On June 9, 1915, trustees of Masonic Lodge No. 170, H.C. Abbott, Dr. J.W. Hoover, and William B. Welch, paid owner Mary L. Huffstettler the sum of $1,400 for Lot 5 of Block 50.
In 1922, the site was occupied in some sort of structure. By 1924, the site was occupied by the Boy Scouts of America.
On August 22, 1924, Sapulpa Masonic Lodge No. 170 AF&AM, formed the Sapulpa Masonic Building Foundation for the purpose of building a new Masonic Temple at the site. Documents signed by trustees of Lodge No. 170, H.L. Snider, C.J. Wolfe, and F.R. Virden.
The new two-story brick temple was completed in 1925. The cornerstone reads, “Sapulpa Lodge 170 AF&AM, laid by G. B. Bristow, Grandmaster, April 20, 1925, A.L. 5925.”
Sidenote: A.L. stands for Anno Lucis (In the Year of Light) is a dating system used in Masonic ceremonial or commemorative proceedings, which is equivalent to the Gregorian year plus 4,0000.

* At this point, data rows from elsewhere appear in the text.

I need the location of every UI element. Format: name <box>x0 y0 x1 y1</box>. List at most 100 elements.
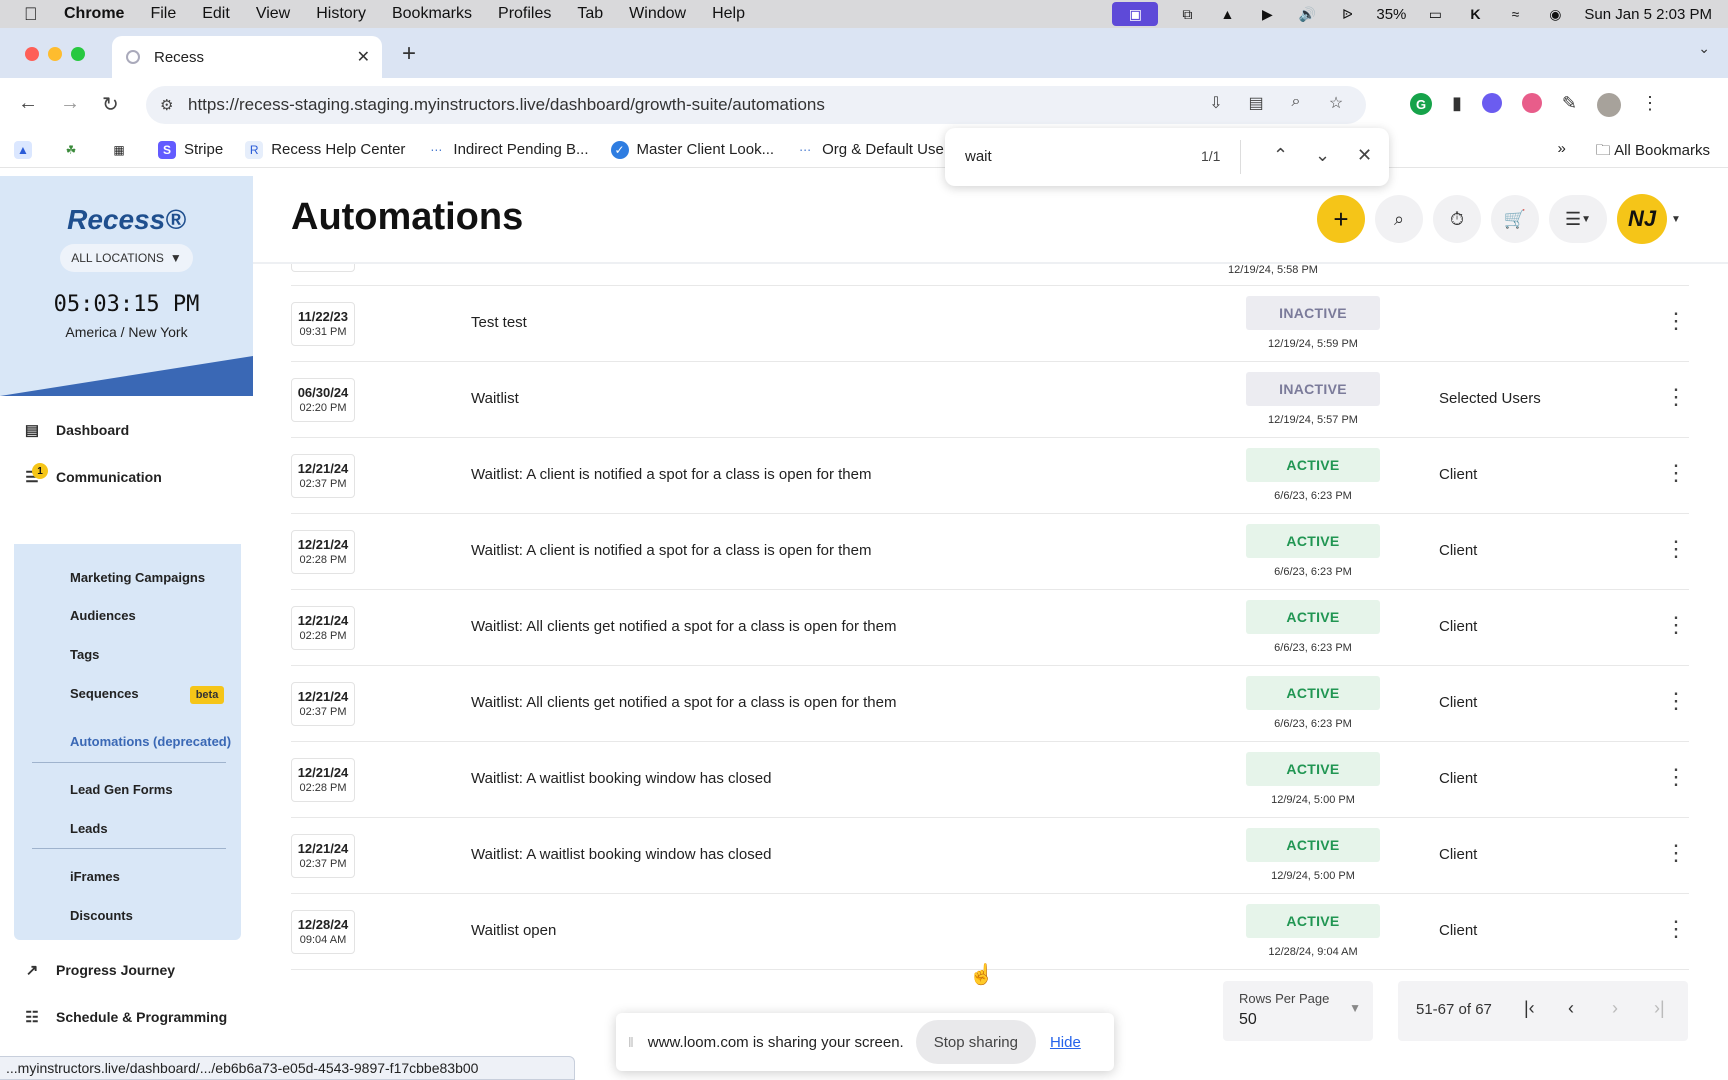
nav-growth-suite[interactable]: ➤ Growth Suite <box>24 515 145 535</box>
row-menu-icon[interactable]: ⋮ <box>1665 918 1687 940</box>
locations-dropdown[interactable]: ALL LOCATIONS ▼ <box>60 244 193 272</box>
bookmark-apps[interactable]: ▦ <box>110 141 136 159</box>
add-automation-button[interactable]: + <box>1317 195 1365 243</box>
menu-tab[interactable]: Tab <box>577 5 603 23</box>
more-bookmarks-icon[interactable]: » <box>1557 140 1565 165</box>
k-app-icon[interactable]: K <box>1464 5 1486 23</box>
battery-icon[interactable]: ▭ <box>1424 5 1446 23</box>
bookmark-palm[interactable]: ☘ <box>62 141 88 159</box>
sub-audiences[interactable]: Audiences <box>70 608 136 623</box>
forward-icon[interactable]: → <box>60 92 80 115</box>
address-bar[interactable]: ⚙ https://recess-staging.staging.myinstr… <box>146 86 1366 124</box>
play-icon[interactable]: ▶ <box>1256 5 1278 23</box>
table-row[interactable]: 12/21/24 02:37 PM Waitlist: All clients g… <box>291 666 1689 742</box>
table-row[interactable]: 12/21/24 02:37 PM Waitlist: A client is n… <box>291 438 1689 514</box>
recess-logo[interactable]: Recess® <box>0 204 253 236</box>
bookmark-ext-icon[interactable]: ▮ <box>1452 93 1462 117</box>
menu-edit[interactable]: Edit <box>202 5 230 23</box>
table-row[interactable]: 12/21/24 02:37 PM Waitlist: A waitlist bo… <box>291 818 1689 894</box>
automation-name[interactable]: Waitlist: All clients get notified a spo… <box>471 694 896 711</box>
bookmark-rocket[interactable]: ▲ <box>14 140 40 159</box>
table-row[interactable]: 12/28/24 09:04 AM Waitlist open ACTIVE 12… <box>291 894 1689 970</box>
close-tab-icon[interactable]: ✕ <box>357 47 370 67</box>
sub-tags[interactable]: Tags <box>70 647 99 662</box>
cart-button[interactable]: 🛒 <box>1491 195 1539 243</box>
wifi-icon[interactable]: ≈ <box>1504 5 1526 23</box>
row-menu-icon[interactable]: ⋮ <box>1665 538 1687 560</box>
close-window-icon[interactable] <box>25 47 39 61</box>
bookmark-stripe[interactable]: S Stripe <box>158 140 223 159</box>
timer-button[interactable]: ⏱ <box>1433 195 1481 243</box>
sub-lead-gen-forms[interactable]: Lead Gen Forms <box>70 782 173 797</box>
automation-name[interactable]: Test test <box>471 314 527 331</box>
user-avatar[interactable]: NJ <box>1617 194 1667 244</box>
row-menu-icon[interactable]: ⋮ <box>1665 766 1687 788</box>
install-app-icon[interactable]: ⇩ <box>1204 93 1228 113</box>
find-input[interactable]: wait <box>965 148 992 165</box>
bookmark-master-client[interactable]: ✓ Master Client Look... <box>610 140 774 159</box>
sub-discounts[interactable]: Discounts <box>70 908 133 923</box>
rows-per-page-select[interactable]: Rows Per Page 50 ▼ <box>1223 981 1373 1041</box>
menu-help[interactable]: Help <box>712 5 745 23</box>
site-info-icon[interactable]: ⚙ <box>160 96 173 114</box>
control-center-icon[interactable]: ◉ <box>1544 5 1566 23</box>
nav-communication[interactable]: ☰ 1 Communication <box>22 463 162 487</box>
windows-icon[interactable]: ⧉ <box>1176 5 1198 23</box>
purple-ext-icon[interactable] <box>1481 93 1502 113</box>
automation-name[interactable]: Waitlist: A waitlist booking window has … <box>471 846 771 863</box>
reading-mode-icon[interactable]: ▤ <box>1244 93 1268 113</box>
table-row[interactable]: 12/21/24 02:28 PM Waitlist: A waitlist bo… <box>291 742 1689 818</box>
browser-tab[interactable]: Recess ✕ <box>112 36 382 78</box>
user-caret-icon[interactable]: ▼ <box>1671 214 1681 225</box>
find-close-icon[interactable]: ✕ <box>1357 145 1372 166</box>
nav-dashboard[interactable]: ▤ Dashboard <box>22 420 129 440</box>
reload-icon[interactable]: ↻ <box>102 92 119 117</box>
bookmark-help-center[interactable]: R Recess Help Center <box>245 140 405 159</box>
chrome-menu-icon[interactable]: ⋮ <box>1641 93 1659 117</box>
bookmark-indirect-pending[interactable]: ⋯ Indirect Pending B... <box>427 141 588 159</box>
row-menu-icon[interactable]: ⋮ <box>1665 386 1687 408</box>
row-menu-icon[interactable]: ⋮ <box>1665 842 1687 864</box>
tab-search-chevron-icon[interactable]: ⌄ <box>1698 40 1710 57</box>
sub-iframes[interactable]: iFrames <box>70 869 120 884</box>
extensions-puzzle-icon[interactable]: ✎ <box>1562 93 1577 117</box>
table-row[interactable]: 12/21/24 02:28 PM Waitlist: A client is n… <box>291 514 1689 590</box>
automation-name[interactable]: Waitlist open <box>471 922 556 939</box>
hide-link[interactable]: Hide <box>1050 1034 1081 1051</box>
back-icon[interactable]: ← <box>18 92 38 115</box>
bookmark-org-default[interactable]: ⋯ Org & Default Use <box>796 141 944 159</box>
automation-name[interactable]: Waitlist: A waitlist booking window has … <box>471 770 771 787</box>
automation-name[interactable]: Waitlist: All clients get notified a spo… <box>471 618 896 635</box>
menu-window[interactable]: Window <box>629 5 686 23</box>
bookmark-star-icon[interactable]: ☆ <box>1324 93 1348 113</box>
prev-page-icon[interactable]: ‹ <box>1568 998 1574 1019</box>
nav-progress-journey[interactable]: ↗ Progress Journey <box>22 960 175 980</box>
apple-icon[interactable]:  <box>24 4 44 25</box>
pink-ext-icon[interactable] <box>1521 93 1542 113</box>
search-button[interactable]: ⌕ <box>1375 195 1423 243</box>
menu-profiles[interactable]: Profiles <box>498 5 551 23</box>
next-page-icon[interactable]: › <box>1612 998 1618 1019</box>
minimize-window-icon[interactable] <box>48 47 62 61</box>
table-row[interactable]: 12/21/24 02:28 PM Waitlist: All clients g… <box>291 590 1689 666</box>
row-menu-icon[interactable]: ⋮ <box>1665 462 1687 484</box>
first-page-icon[interactable]: |‹ <box>1524 998 1535 1019</box>
menu-history[interactable]: History <box>316 5 366 23</box>
menu-file[interactable]: File <box>150 5 176 23</box>
find-prev-icon[interactable]: ⌃ <box>1273 145 1288 166</box>
sub-automations[interactable]: Automations (deprecated) <box>70 734 231 749</box>
drive-icon[interactable]: ▲ <box>1216 5 1238 23</box>
volume-icon[interactable]: 🔊 <box>1296 5 1318 23</box>
nav-schedule[interactable]: ☷ Schedule & Programming <box>22 1007 227 1027</box>
screen-share-icon[interactable]: ▣ <box>1112 2 1159 26</box>
grammarly-icon[interactable]: G <box>1410 93 1432 115</box>
table-row[interactable]: 06/30/24 02:20 PM Waitlist INACTIVE 12/19… <box>291 362 1689 438</box>
automation-name[interactable]: Waitlist: A client is notified a spot fo… <box>471 542 871 559</box>
row-menu-icon[interactable]: ⋮ <box>1665 614 1687 636</box>
row-menu-icon[interactable]: ⋮ <box>1665 310 1687 332</box>
find-next-icon[interactable]: ⌄ <box>1315 145 1330 166</box>
new-tab-icon[interactable]: + <box>402 40 416 68</box>
bluetooth-icon[interactable]: ᐉ <box>1336 5 1358 23</box>
drag-handle-icon[interactable]: ‖ <box>628 1034 634 1050</box>
table-row[interactable]: 11/22/23 09:31 PM Test test INACTIVE 12/1… <box>291 286 1689 362</box>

The names of the contractor, builder, architect, and the cost of the building are unknown. Based on the valuation of the 1928 mortgage, the estimated cost was $80,000.
The Masonic Building Association secured an $80,000 first mortgage with the Colorado National Bank of Denver on June 1, 1928, and 5 ½ percent serial Gold Bonds were issued.
Masonic Lodge No. 170 used from 1925 until 1942, at which time they could no longer make the payments, the mortgage was foreclosed, and they lost the building.
Dances were held in the Ballroom from 1937 to 1940.
On December 18, 1942, The Liberty Glass Company/George Collins purchased the building from the Colorado National Bank of Denver, Colorado.
The building was then named the Collins Building and served as the Liberty Glass Company Office Building from 1942 until May 5, 1985, at which time the building was sold to RBC Exploration Company. During that time, Red Ball Trucking and the Tulsa-Sapulpa Union Railroad had offices in the building. Exploration Company. On October 20th,1988 RBC sold the building to BTT Company. On May 18, 1989, BTT sold the Building to Interstate Distributors.
In late 1989, The Creek County Board of Commissioners reportedly bid $295,000 for the building. This attempted purchase was thwarted by then-District Attorney, David Young, who challenged the legality of the purchase without voter approval.
Subsequently, the Creek County Industrial Authority purchased the building for $218,000 and donated it to the County.
In 1993, an ad hoc advisory committee, composed of members from the county at large, as well as representatives of the Judicial and administrative offices of county government, appropriately named, the “Creek County Expansion Committee.” They were tasked with presenting a comprehensive plan to the Board of Commissioners.
Funding from private sources was utilized by the committee to pay for engineering, mechanical, and electrical studies. Remodeling began in 1995 for offices that were confined quarters at the Creek County Courthouse. The $400,000 remodeling cost was paid for by savings in the county’s general fund.
The sheriff at the time was Larry Fugate, who instituted an inmate work program, which provided inmate labor of work during the remodeling of the Collins building. It has been estimated that the program saved the Creek County taxpayers $60,000 on this project.
It was felt that it was better for these prisoners, who possessed needed skills, to be out working rather than sitting in jail “Where they cannot see the light of day.” There were a few inmates who decide to walk away, however, only non-violent offenders were chosen for the trustee work program.
There was one inmate who said the attraction of his wife “got the best of him.” The inmate returned to the county jail and turned himself in, “once the urges had been satisfied.”
The renovation was completed and a ribbon-cutting ceremony was held in 1996. The County commissioner, as well as the County Clerk, Treasurer, and Assessor’s staffs are housed in the Collins Building.
The building retains much of its architectural beauty with elegantly carved wood, marble, and terrazzo floors. The Ballroom is used for public and private events and is virtually the same as it was when it was first constructed with all its splendor.